All these national political ads trashing this town all day. Why would anybody want to come and visit Washington, D.C.?

I'm going to go find out.


DOMINICK: Why are you in D.C., this terrible, toxic place?

UNIDENTIFIED FEMALE: Because I wanted to come to the Smithsonian.

DOMINICK: Has anybody tried to give you any money under the table to -- no?

UNIDENTIFIED FEMALE: Not yet. No. I'm going to see -- DOMINICK: What are you seeing?

UNIDENTIFIED FEMALE: -- the first lady's dresses.

DOMINICK: Ooh. Now, that I could get into.

Where are you visiting from, sir?

UNIDENTIFIED MALE: I came to see the National Museum of American History.

DOMINICK: The National Museum of American History? Sir, you're lying to me. You're a corrupt lobbyist lobbying on behalf of big cheese.
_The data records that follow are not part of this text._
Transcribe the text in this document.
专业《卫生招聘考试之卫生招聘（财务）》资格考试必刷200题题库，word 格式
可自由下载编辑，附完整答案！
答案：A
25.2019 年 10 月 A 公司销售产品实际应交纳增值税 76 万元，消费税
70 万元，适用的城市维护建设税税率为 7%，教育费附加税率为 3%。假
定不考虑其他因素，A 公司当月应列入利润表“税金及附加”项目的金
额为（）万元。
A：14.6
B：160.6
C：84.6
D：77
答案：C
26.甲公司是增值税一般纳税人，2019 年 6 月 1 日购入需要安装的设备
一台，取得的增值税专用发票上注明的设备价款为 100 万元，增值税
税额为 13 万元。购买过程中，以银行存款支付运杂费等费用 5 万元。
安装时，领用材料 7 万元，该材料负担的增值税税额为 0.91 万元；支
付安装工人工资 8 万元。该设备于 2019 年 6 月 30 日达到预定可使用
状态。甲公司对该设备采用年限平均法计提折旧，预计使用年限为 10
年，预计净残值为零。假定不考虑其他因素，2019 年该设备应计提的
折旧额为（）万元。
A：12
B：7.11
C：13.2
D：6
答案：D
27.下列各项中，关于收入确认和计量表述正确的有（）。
UNIDENTIFIED MALE: Oh, yes, that is true.

DOMINICK: You're guys are having a terrible time, aren't you?



DOMINICK: Are you lobbying on behalf of the big lollipop lobby?

Stop, don't come to Washington.

The money's changing the hands. Nothing is what it seems here, Miss. I'm a woman.

UNIDENTIFIED FEMALE: Yes, you look like one.

DOMINICK: You know what's in the fountains? Congressmen are meeting in there, and they're meeting their special interest cohorts. Did you know that? You keep your eyes peeled.

Thank you.

UNIDENTIFIED MALE: There's no corruption here.

DOMINICK: You didn't see any corruption in the Smithsonian?

What on earth are you doing in this corrupt, lobbyist-ridden, crime-ridden, special interest, terrible town?

What are you thinking?

UNIDENTIFIED MALE: I'm thinking it's really hot.

DOMINICK: Well, I know it's hot, sir. I'm a mammal.

There you go. One, two, three -- D.C.!



DOMINICK: There you go, Jessica. A lot of good reasons to come to Washington, D.C., after all. Maybe I was a little too cynical.

You know what? I'm off to check out some of those inaugural ball gowns. I'll see you tomorrow.

YELLIN: Thanks, Pete.

And that's all from us tonight.

"RICK'S LIST PRIMETIME" starts right now.